Solução de dois Estados é a única saída justa para o conflito


Análise crítica sobre a narrativa da 'nakba contínua' e suas implicações políticas

Solução de dois Estados é a única saída justa para o conflito
Foto: AFP

Análise sobre a necessidade de uma solução justa para o conflito israelense-palestino.

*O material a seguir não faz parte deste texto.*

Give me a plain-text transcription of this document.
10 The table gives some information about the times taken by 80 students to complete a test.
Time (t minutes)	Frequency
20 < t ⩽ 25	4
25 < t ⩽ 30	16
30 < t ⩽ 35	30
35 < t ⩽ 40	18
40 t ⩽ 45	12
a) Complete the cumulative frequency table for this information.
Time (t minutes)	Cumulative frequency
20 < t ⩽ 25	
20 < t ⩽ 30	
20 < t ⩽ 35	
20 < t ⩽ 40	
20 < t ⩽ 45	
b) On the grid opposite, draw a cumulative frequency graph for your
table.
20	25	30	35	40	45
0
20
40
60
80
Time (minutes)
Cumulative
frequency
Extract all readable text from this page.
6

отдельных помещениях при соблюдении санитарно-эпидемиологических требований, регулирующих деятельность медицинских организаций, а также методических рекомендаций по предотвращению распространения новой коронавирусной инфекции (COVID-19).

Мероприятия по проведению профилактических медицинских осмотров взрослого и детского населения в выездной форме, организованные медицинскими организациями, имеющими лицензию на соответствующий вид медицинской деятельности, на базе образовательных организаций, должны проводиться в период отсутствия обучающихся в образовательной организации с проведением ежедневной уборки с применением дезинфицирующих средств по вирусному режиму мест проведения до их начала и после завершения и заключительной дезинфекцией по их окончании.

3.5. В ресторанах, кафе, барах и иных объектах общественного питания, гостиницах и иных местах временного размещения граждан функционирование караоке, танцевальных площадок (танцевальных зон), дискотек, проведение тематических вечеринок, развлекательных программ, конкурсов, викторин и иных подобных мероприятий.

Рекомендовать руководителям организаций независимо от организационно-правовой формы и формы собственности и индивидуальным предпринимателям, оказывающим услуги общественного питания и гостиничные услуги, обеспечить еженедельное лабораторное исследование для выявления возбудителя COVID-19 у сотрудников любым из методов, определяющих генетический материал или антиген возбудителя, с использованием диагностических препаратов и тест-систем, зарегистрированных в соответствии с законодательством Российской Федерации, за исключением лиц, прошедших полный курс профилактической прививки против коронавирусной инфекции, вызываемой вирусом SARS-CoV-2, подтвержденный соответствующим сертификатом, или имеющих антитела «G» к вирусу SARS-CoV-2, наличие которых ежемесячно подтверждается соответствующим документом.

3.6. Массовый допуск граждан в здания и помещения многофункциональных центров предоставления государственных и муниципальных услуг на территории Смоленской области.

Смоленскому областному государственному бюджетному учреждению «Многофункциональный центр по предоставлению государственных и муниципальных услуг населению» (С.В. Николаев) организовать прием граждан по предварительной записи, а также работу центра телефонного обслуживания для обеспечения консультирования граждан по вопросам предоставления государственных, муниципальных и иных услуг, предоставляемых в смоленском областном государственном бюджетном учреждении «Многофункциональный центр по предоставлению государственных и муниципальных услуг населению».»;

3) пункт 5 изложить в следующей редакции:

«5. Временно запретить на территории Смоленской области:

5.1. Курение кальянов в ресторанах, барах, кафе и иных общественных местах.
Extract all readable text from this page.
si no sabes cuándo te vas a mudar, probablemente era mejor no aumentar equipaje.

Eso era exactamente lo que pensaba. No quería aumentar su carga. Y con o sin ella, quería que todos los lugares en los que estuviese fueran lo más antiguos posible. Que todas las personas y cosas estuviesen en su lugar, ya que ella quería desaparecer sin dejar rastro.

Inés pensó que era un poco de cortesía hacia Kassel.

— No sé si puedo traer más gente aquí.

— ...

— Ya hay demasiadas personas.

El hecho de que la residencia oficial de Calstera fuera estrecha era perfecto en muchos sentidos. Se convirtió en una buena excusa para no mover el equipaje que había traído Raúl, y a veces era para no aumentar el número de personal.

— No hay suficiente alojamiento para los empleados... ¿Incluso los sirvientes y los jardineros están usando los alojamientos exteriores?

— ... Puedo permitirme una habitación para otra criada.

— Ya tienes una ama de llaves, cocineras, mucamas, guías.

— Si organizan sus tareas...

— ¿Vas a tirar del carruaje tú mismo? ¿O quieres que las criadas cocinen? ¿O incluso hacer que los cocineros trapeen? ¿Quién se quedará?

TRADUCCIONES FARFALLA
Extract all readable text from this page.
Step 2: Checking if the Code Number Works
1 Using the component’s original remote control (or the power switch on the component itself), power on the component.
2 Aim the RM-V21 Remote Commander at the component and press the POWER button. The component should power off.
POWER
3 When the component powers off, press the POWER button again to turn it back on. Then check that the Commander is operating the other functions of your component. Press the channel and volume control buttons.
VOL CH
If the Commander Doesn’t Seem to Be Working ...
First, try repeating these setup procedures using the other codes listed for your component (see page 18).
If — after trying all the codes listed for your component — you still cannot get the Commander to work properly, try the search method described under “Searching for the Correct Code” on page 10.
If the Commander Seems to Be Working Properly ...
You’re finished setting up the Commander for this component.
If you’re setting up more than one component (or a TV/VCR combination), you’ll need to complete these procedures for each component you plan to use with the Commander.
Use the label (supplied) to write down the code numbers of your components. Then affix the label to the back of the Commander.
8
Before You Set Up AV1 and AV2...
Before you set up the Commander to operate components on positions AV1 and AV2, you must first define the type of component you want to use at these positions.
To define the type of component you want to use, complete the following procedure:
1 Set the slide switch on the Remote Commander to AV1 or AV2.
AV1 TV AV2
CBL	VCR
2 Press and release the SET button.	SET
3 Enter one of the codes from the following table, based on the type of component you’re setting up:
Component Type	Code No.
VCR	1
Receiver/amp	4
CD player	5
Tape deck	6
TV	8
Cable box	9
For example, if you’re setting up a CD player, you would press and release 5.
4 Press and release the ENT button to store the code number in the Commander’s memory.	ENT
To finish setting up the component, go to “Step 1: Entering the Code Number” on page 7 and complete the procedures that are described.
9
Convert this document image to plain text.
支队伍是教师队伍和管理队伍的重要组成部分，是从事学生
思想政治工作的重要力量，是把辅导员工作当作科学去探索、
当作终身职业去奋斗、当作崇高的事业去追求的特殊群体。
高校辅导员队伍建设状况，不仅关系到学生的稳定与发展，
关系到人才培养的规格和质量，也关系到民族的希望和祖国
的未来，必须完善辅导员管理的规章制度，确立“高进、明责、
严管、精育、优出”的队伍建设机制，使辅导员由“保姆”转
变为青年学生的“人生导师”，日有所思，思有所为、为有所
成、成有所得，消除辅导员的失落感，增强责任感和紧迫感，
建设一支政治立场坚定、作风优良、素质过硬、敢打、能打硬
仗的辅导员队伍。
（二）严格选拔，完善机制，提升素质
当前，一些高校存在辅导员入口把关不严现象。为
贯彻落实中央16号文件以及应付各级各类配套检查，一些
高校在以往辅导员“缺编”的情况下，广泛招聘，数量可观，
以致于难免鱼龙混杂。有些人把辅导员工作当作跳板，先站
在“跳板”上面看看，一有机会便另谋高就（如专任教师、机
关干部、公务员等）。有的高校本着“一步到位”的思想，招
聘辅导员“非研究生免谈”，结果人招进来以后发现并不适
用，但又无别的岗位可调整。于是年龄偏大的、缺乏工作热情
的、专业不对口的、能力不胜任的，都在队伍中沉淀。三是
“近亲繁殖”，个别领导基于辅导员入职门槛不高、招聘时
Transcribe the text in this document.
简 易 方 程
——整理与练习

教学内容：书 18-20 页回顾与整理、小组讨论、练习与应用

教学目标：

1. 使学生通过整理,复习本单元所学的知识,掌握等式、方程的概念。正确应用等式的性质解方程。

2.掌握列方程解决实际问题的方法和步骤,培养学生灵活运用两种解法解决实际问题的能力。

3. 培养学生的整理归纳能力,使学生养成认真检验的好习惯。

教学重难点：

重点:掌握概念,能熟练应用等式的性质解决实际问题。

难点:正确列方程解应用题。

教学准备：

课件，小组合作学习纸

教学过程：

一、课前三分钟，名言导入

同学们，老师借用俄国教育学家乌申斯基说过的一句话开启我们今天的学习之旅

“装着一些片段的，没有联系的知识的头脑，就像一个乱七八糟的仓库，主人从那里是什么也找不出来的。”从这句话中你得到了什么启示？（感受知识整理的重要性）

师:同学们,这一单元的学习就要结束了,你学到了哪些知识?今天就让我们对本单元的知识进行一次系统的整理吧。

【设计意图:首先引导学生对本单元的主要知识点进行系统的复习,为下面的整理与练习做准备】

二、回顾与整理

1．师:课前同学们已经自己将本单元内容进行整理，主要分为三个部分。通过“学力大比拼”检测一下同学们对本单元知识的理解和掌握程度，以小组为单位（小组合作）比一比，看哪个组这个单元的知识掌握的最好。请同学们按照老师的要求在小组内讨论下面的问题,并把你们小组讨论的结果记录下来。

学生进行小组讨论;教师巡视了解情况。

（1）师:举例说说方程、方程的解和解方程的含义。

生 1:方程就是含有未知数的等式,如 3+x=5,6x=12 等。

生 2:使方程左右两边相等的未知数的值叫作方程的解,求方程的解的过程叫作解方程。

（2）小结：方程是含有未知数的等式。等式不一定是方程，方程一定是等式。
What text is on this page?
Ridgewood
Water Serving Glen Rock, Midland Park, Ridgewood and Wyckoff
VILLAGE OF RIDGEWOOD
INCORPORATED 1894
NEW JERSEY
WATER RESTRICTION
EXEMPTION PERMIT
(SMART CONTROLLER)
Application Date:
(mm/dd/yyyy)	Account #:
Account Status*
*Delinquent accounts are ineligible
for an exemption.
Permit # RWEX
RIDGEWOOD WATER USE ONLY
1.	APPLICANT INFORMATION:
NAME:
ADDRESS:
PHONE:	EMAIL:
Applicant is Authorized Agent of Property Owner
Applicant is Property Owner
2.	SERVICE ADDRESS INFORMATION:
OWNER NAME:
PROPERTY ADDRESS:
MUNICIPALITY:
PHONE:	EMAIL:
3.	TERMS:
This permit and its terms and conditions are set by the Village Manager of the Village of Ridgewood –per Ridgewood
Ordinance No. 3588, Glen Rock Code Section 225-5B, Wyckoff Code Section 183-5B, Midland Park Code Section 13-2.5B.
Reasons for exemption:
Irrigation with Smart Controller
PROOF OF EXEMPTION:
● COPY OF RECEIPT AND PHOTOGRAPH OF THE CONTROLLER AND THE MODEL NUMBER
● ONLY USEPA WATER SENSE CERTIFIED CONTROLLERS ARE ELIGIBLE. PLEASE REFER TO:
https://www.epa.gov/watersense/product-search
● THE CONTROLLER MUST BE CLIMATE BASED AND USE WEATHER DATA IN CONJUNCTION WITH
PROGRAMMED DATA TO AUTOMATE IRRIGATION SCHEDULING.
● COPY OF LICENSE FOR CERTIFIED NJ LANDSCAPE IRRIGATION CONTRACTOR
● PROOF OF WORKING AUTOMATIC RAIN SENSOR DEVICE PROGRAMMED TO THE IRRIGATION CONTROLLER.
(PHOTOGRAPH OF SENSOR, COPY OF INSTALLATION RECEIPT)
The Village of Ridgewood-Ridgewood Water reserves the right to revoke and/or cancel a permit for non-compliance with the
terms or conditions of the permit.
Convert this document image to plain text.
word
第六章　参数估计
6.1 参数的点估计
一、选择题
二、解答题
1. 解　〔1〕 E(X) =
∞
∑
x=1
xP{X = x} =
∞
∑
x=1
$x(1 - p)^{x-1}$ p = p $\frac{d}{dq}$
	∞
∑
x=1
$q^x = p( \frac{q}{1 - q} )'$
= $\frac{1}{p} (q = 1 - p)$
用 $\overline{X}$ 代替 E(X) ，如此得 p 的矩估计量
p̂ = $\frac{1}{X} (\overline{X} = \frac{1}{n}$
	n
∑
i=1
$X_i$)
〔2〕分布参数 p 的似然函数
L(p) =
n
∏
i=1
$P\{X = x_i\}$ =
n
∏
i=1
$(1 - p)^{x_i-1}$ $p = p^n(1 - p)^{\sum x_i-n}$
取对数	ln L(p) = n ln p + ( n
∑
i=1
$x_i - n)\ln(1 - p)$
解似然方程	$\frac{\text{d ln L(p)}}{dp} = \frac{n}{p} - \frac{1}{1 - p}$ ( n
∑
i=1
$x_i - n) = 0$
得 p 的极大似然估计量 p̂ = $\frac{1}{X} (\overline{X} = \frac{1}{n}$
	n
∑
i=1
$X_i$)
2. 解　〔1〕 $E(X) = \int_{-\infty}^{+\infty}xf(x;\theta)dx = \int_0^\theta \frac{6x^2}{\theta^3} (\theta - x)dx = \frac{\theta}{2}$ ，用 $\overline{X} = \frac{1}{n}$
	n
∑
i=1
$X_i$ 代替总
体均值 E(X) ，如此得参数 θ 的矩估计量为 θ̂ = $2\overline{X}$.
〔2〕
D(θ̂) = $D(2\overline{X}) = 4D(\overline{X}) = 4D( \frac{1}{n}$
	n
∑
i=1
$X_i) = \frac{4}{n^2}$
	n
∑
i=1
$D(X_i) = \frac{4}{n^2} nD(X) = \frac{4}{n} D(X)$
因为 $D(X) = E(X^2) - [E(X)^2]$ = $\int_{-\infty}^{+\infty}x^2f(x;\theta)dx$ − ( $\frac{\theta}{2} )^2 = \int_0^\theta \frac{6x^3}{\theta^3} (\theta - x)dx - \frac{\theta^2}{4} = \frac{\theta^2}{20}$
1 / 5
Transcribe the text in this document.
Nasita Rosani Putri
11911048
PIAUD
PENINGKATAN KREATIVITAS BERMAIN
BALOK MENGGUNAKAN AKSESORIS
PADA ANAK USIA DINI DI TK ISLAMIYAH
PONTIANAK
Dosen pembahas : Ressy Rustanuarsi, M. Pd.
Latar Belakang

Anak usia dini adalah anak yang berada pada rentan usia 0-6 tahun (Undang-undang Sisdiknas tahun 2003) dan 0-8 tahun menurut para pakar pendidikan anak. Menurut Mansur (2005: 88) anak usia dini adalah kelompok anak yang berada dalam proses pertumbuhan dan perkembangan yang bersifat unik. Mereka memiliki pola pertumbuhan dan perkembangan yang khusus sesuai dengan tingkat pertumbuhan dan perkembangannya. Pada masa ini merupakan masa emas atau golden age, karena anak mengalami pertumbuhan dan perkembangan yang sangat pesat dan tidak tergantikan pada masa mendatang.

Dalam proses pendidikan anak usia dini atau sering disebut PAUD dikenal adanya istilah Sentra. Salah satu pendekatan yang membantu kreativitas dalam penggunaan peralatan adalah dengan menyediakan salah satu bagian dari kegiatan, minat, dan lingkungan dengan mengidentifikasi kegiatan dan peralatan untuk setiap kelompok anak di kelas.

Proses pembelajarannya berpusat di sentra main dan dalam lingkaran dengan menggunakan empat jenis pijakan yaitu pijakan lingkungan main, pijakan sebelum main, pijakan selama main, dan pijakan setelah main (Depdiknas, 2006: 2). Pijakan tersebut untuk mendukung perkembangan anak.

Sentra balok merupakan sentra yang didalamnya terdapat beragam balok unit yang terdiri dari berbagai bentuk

A análise sobre a narrativa da “nakba contínua” reflete a experiência de sofrimento do povo palestino, mas também revela a complexidade das responsabilidades históricas e políticas nesse conflito. A solução de dois Estados é a única abordagem justa para resolver a questão, implicando a abdicação de Israel de territórios e o desmantelamento de assentamentos na Cisjordânia.

A crítica à narrativa da “nakba contínua”

O autor discute como a noção de “nakba contínua” é usada para expressar um sofrimento real, mas ao mesmo tempo gera uma narrativa que não assume responsabilidades. A narrativa palestina, quando utilizada para justificar a negação de responsabilidades históricas, pode servir a interesses políticos que buscam a destruição do Estado judeu.

O papel da comunidade internacional

Parte da comunidade internacional não está contra Israel, mas sim contra as políticas do governo de Binyamin Netanyahu. A crescente oposição a essas políticas é vista como uma defesa do Estado de Israel, promovendo a coexistência pacífica com um Estado palestino.

O movimento BDS e suas implicações

O autor critica o movimento Boicote, Desinvestimento e Sanções (BDS), argumentando que sua base antissionista se alinha a formas de antissemitismo. A proposta de paz deve incluir o reconhecimento de Israel como um Estado de maioria judaica e a renúncia ao direito de retorno em troca de indenizações.

Caminhos para a paz

A paz no Oriente Médio requer a aceitação de que ambos os lados precisam fazer concessões. Israel deve abdicar de territórios e reconhecer Jerusalém Oriental como capital do futuro Estado palestino, enquanto os palestinos devem reconhecer o direito de Israel existir como um Estado.
A solução de dois Estados é, portanto, a única forma viável de atender aos direitos de autodeterminação e segurança de ambos os povos, evitando a continuidade do conflito.